IMF commends reforms, warns of lagging impact
Recently, the IMF Mission led by Axel Schimmelpfennig acknowledged that Nigeria has made “important steps” to stabilise the macroeconomic environment.
These include the removal of fuel subsidies, liberalization of the foreign exchange market, and cessation of central bank financing of fiscal deficits, key reforms initiated by the administration of President Bola Tinubu.
While praising these reforms, the IMF warned that the benefits have yet to be broadly felt by ordinary Nigerians. The institution raised concerns about persistently high poverty levels, food insecurity, and inflationary pressures, which continue to erode household purchasing power and delay inclusive economic recovery.
“Gains have yet to benefit all Nigerians as poverty and food insecurity remain high,” the Fund said.
Nigeria Outpaces Regional Peers, But Still Faces Internal Risks
Nigeria’s projected 3.0% growth places it ahead of regional heavyweights like South Africa, which the IMF expects to grow by 1.0% in 2025 and 1.3% in 2026. The average growth rate for sub-Saharan Africa is pegged at 3.8% in 2025 and 4.2% in 2026.
According to the report, “For sub-Saharan Africa, growth is expected to decline slightly from 4 per cent in 2024 to 3.8 per cent in 2025 and recover modestly in 2026, lifting to 4.2 per cent. Among the larger economies, the growth forecast in Nigeria is revised downward by 0.2 percentage point for 2025 and 0.3 percentage point for 2026, owing to lower oil prices, and that in South Africa is revised downward by 0.5 percentage point for 2025 and 0.3 percentage point for 2026, reflecting slowing momentum from a weaker-than-expected 2024 outturn, deteriorating sentiment due to heightened uncertainty, the intensification of protectionist policies, and a deeper slowdown in major economies. South Sudan has a downward revision of 31.5.”

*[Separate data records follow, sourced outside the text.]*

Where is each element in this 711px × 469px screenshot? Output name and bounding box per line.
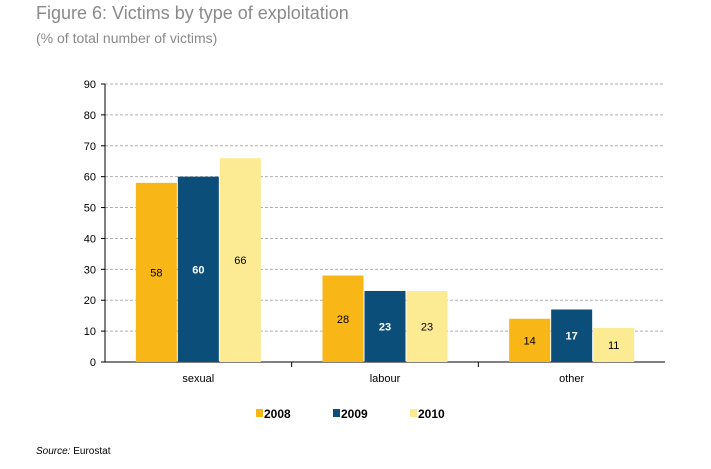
bar-2010-other [593,328,635,362]
data-label: 28 [337,314,349,326]
data-label: 23 [379,321,391,333]
y-tick-label: 40 [84,233,96,245]
y-tick-label: 0 [90,357,96,369]
bar-2009-other [551,309,593,362]
x-tick-label: sexual [182,373,214,385]
bar-2009-labour [364,290,406,362]
source-label: Source: [36,446,71,457]
bar-2010-labour [406,290,448,362]
legend-swatch [410,409,417,417]
y-tick-label: 90 [84,79,96,91]
y-tick-label: 20 [84,295,96,307]
bar-2008-other [509,318,551,362]
source-value: Eurostat [73,446,111,457]
y-tick-label: 10 [84,326,96,338]
legend-swatch [333,409,340,417]
y-tick-label: 80 [84,110,96,122]
x-tick-label: other [559,373,584,385]
data-label: 23 [421,321,433,333]
legend-label: 2010 [418,407,445,421]
chart-title: Figure 6: Victims by type of exploitatio… [36,3,349,23]
bar-2008-labour [322,275,364,362]
data-label: 60 [192,264,204,276]
data-label: 66 [234,255,246,267]
x-tick-label: labour [370,373,401,385]
source-note: Source: Eurostat [36,446,111,457]
data-label: 14 [524,335,536,347]
data-label: 17 [566,331,578,343]
data-label: 11 [608,340,619,352]
legend-swatch [256,409,263,417]
legend-label: 2008 [264,407,291,421]
bar-2009-sexual [177,176,219,362]
bar-2008-sexual [135,182,177,362]
y-tick-label: 60 [84,172,96,184]
legend-label: 2009 [341,407,368,421]
y-tick-label: 70 [84,141,96,153]
y-tick-label: 50 [84,203,96,215]
chart-subtitle: (% of total number of victims) [36,30,218,46]
bar-2010-sexual [219,158,261,362]
data-label: 58 [150,267,162,279]
y-tick-label: 30 [84,264,96,276]
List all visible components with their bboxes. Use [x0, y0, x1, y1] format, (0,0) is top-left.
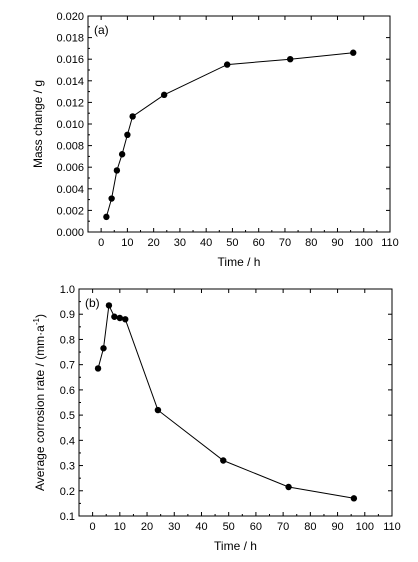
data-point [285, 483, 292, 491]
data-point [223, 61, 231, 68]
y-tick-label: 0.8 [60, 334, 75, 346]
x-tick-label: 80 [304, 521, 316, 533]
x-tick-label: 110 [383, 521, 401, 533]
x-axis-label: Time / h [218, 255, 261, 269]
y-tick-label: 0.5 [60, 410, 75, 422]
x-tick-label: 80 [305, 237, 317, 249]
y-tick-label: 1.0 [60, 284, 75, 296]
data-point [105, 302, 113, 309]
data-point [160, 91, 168, 99]
y-axis-label: Average corrosion rate / (mm·a-1) [32, 314, 47, 491]
plot-frame [78, 288, 393, 517]
chart-panel-b: 0 10 20 30 40 50 60 70 80 90 100 110 0.1 0.2 0.3 0.4 0.5… [32, 284, 401, 553]
x-tick-label: 60 [253, 237, 265, 249]
panel-label: (b) [85, 296, 100, 310]
y-tick-label: 0.000 [56, 227, 84, 239]
y-tick-label: 0.7 [60, 360, 75, 372]
x-tick-label: 90 [331, 521, 343, 533]
panel-label: (a) [94, 23, 109, 37]
x-tick-label: 90 [331, 237, 343, 249]
x-tick-label: 50 [223, 521, 235, 533]
plot-frame [87, 15, 391, 233]
data-point [129, 113, 136, 120]
y-tick-label: 0.012 [56, 97, 84, 109]
x-tick-label: 40 [195, 521, 207, 533]
data-point [287, 56, 294, 63]
y-tick-label: 0.008 [56, 141, 84, 153]
x-tick-label: 20 [141, 521, 153, 533]
data-point [116, 314, 124, 322]
y-tick-label: 0.9 [60, 309, 75, 321]
y-tick-label: 0.2 [60, 486, 75, 498]
chart-panel-a: 0 10 20 30 40 50 60 70 80 90 100 110 0.000 0.002 0.004… [31, 11, 399, 269]
x-tick-label: 100 [355, 237, 373, 249]
data-point [154, 406, 162, 414]
series-line [105, 52, 354, 218]
y-axis-label-tail: ) [33, 314, 47, 318]
y-tick-label: 0.018 [56, 33, 84, 45]
x-tick-label: 100 [356, 521, 374, 533]
data-point [350, 495, 358, 502]
y-axis-label-main: Average corrosion rate / (mm·a [33, 325, 47, 491]
x-tick-label: 20 [148, 237, 160, 249]
y-tick-label: 0.014 [56, 76, 84, 88]
y-tick-label: 0.4 [60, 435, 75, 447]
y-axis-label: Mass change / g [31, 80, 45, 168]
y-tick-label: 0.002 [56, 205, 84, 217]
data-point [103, 213, 110, 221]
x-axis-label: Time / h [214, 539, 257, 553]
x-tick-label: 30 [174, 237, 186, 249]
x-tick-label: 0 [98, 237, 104, 249]
data-point [350, 49, 357, 56]
data-point [100, 345, 107, 352]
data-point [108, 195, 115, 202]
y-axis-label-superscript: -1 [32, 317, 41, 325]
y-tick-label: 0.3 [60, 461, 75, 473]
y-tick-label: 0.020 [56, 11, 84, 23]
x-tick-label: 70 [279, 237, 291, 249]
data-point [220, 457, 227, 464]
y-tick-label: 0.006 [56, 162, 84, 174]
x-tick-label: 110 [381, 237, 399, 249]
y-tick-label: 0.1 [60, 511, 75, 523]
data-point [118, 151, 126, 158]
x-tick-label: 30 [168, 521, 180, 533]
data-point [94, 365, 102, 372]
y-tick-label: 0.010 [56, 119, 84, 131]
y-tick-label: 0.016 [56, 54, 84, 66]
x-tick-label: 60 [250, 521, 262, 533]
x-tick-label: 10 [114, 521, 126, 533]
x-tick-label: 40 [200, 237, 212, 249]
x-tick-label: 0 [90, 521, 96, 533]
data-point [113, 167, 121, 174]
data-point [111, 313, 118, 320]
series-line [97, 303, 354, 499]
data-point [122, 316, 129, 323]
x-tick-label: 50 [226, 237, 238, 249]
y-tick-label: 0.004 [56, 184, 84, 196]
x-tick-label: 70 [277, 521, 289, 533]
x-tick-label: 10 [121, 237, 133, 249]
data-point [124, 131, 131, 138]
y-tick-label: 0.6 [60, 385, 75, 397]
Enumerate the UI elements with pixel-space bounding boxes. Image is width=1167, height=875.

In comparison, Emerging Markets and Developing Asia are projected to grow at 4.5% in 2025 and 4.6% in 2026, while the United States is projected to have ga rowth rate of 1.8% in 2025 and 1.7% in 2026.
Advanced Economies were projected to have growth rates of 1.4% in 2025 and 1.5% in 2026.

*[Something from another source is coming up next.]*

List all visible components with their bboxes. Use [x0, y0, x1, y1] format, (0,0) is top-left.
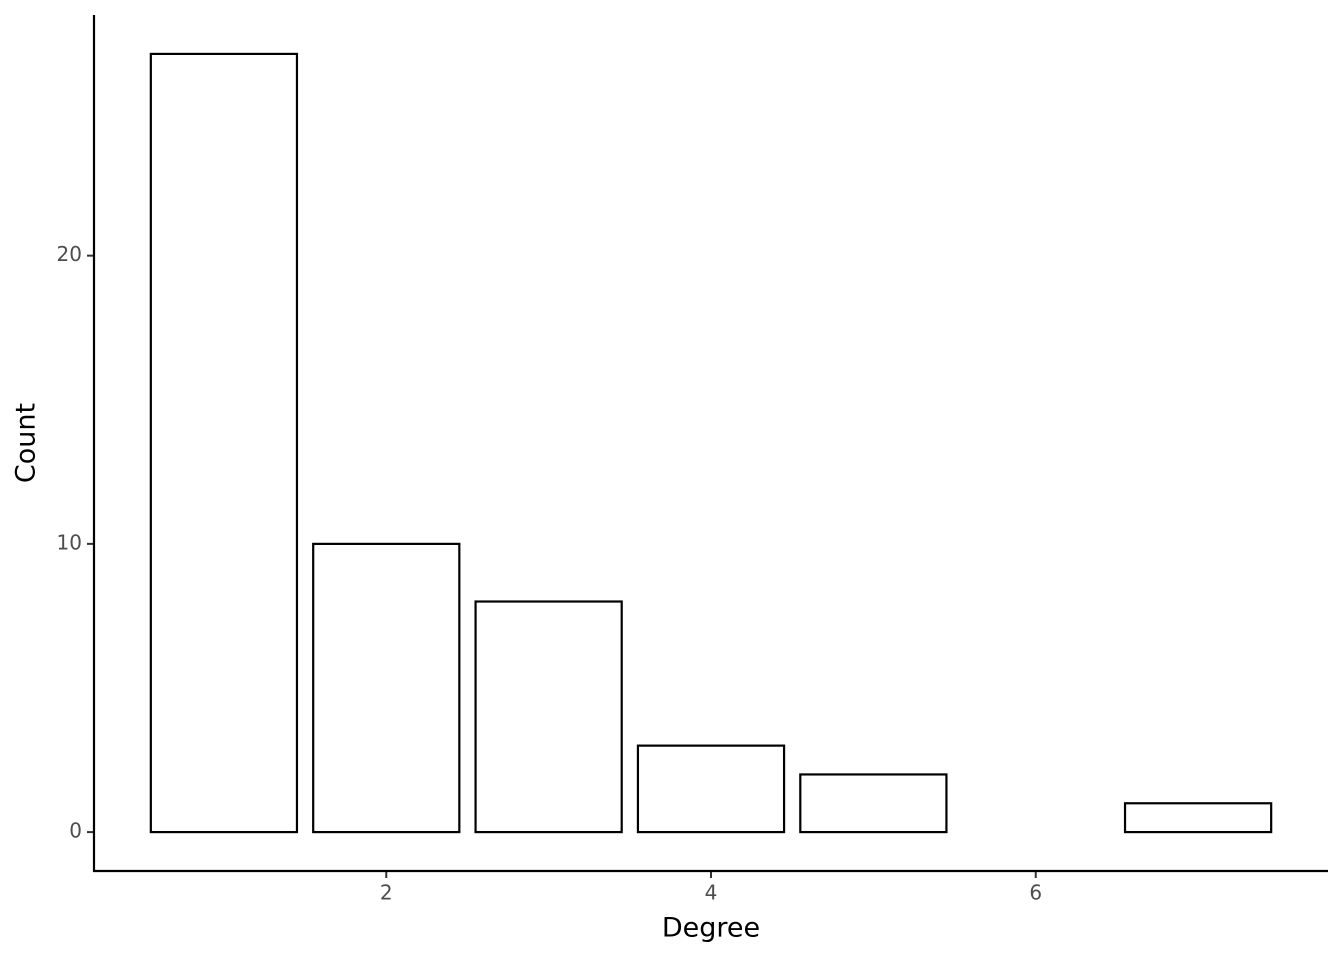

Despite Nigeria’s relatively higher growth forecast, the IMF emphasised that significant internal vulnerabilities—particularly inflation, unemployment, and food insecurity—could weigh heavily on its long-term prospects.
Monetary Policy and Inflation Management
The IMF earlier acknowledged the efforts of the Central Bank of Nigeria (CBN) under its new leadership, commending its data-dependent monetary policy stance.

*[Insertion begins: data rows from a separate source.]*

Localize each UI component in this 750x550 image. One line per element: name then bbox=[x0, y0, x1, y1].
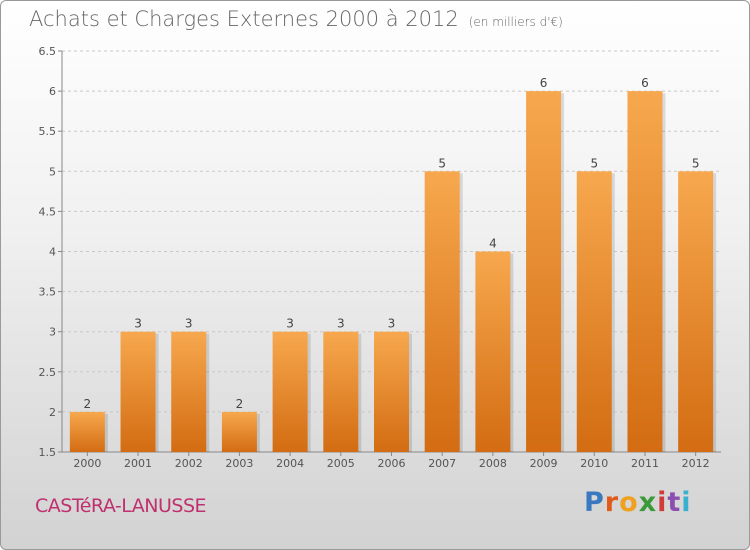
bar bbox=[120, 331, 156, 452]
x-tick-label: 2007 bbox=[428, 457, 456, 470]
brand-letter: i bbox=[657, 487, 668, 518]
x-tick-label: 2011 bbox=[631, 457, 659, 470]
data-label: 5 bbox=[590, 156, 598, 170]
bar bbox=[475, 251, 511, 452]
bar bbox=[272, 331, 308, 452]
x-tick-label: 2010 bbox=[580, 457, 608, 470]
y-tick-label: 3 bbox=[49, 326, 56, 339]
chart-title-text: Achats et Charges Externes 2000 à 2012 bbox=[29, 7, 459, 31]
unit-note: (en milliers d'€) bbox=[468, 15, 563, 29]
y-tick-label: 4.5 bbox=[39, 205, 57, 218]
y-tick-label: 2 bbox=[49, 406, 56, 419]
x-tick-label: 2006 bbox=[378, 457, 406, 470]
brand-letter: r bbox=[604, 487, 620, 518]
y-tick-label: 2.5 bbox=[39, 366, 57, 379]
bar bbox=[576, 171, 612, 453]
x-tick-label: 2000 bbox=[73, 457, 101, 470]
data-label: 3 bbox=[388, 317, 396, 331]
chart-title: Achats et Charges Externes 2000 à 2012 (e… bbox=[29, 7, 563, 31]
data-label: 6 bbox=[641, 76, 649, 90]
data-label: 3 bbox=[134, 317, 142, 331]
brand-letter: P bbox=[584, 487, 605, 518]
proxiti-logo: Proxiti bbox=[584, 487, 692, 518]
bar bbox=[69, 411, 105, 452]
x-tick-label: 2008 bbox=[479, 457, 507, 470]
data-label: 3 bbox=[185, 317, 193, 331]
data-label: 3 bbox=[286, 317, 294, 331]
data-label: 4 bbox=[489, 237, 497, 251]
x-tick-label: 2005 bbox=[327, 457, 355, 470]
x-tick-label: 2002 bbox=[175, 457, 203, 470]
y-tick-label: 6.5 bbox=[39, 45, 57, 58]
x-tick-label: 2009 bbox=[530, 457, 558, 470]
x-tick-label: 2012 bbox=[682, 457, 710, 470]
bar bbox=[678, 171, 714, 453]
bar bbox=[374, 331, 409, 452]
bar bbox=[627, 91, 663, 452]
y-tick-label: 1.5 bbox=[39, 446, 57, 459]
y-tick-label: 5.5 bbox=[39, 125, 57, 138]
commune-name: CASTéRA-LANUSSE bbox=[35, 495, 207, 517]
brand-letter: i bbox=[681, 487, 692, 518]
y-tick-label: 3.5 bbox=[39, 286, 57, 299]
data-label: 5 bbox=[692, 156, 700, 170]
y-tick-label: 4 bbox=[49, 246, 56, 259]
bar bbox=[171, 331, 207, 452]
brand-letter: o bbox=[619, 487, 639, 518]
bar bbox=[424, 171, 460, 453]
data-label: 2 bbox=[84, 397, 92, 411]
brand-letter: t bbox=[667, 487, 682, 518]
x-tick-label: 2003 bbox=[225, 457, 253, 470]
brand-letter: x bbox=[638, 487, 658, 518]
y-tick-label: 6 bbox=[49, 85, 56, 98]
data-label: 5 bbox=[438, 156, 446, 170]
y-tick-label: 5 bbox=[49, 165, 56, 178]
x-tick-label: 2004 bbox=[276, 457, 304, 470]
bar bbox=[221, 411, 257, 452]
bar bbox=[323, 331, 359, 452]
data-label: 6 bbox=[540, 76, 548, 90]
data-label: 3 bbox=[337, 317, 345, 331]
data-label: 2 bbox=[236, 397, 244, 411]
bar bbox=[526, 91, 562, 452]
x-tick-label: 2001 bbox=[124, 457, 152, 470]
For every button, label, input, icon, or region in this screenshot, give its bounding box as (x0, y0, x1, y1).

The IMF stated that this approach was appropriate for managing Nigeria’s complex inflationary environment and navigating broader macroeconomic uncertainty.
The CBN has recently implemented a series of interest rate hikes and adopted tighter monetary controls in a bid to rein in inflation, which rose to 24.23% in March 2025, largely driven by food and transport costs.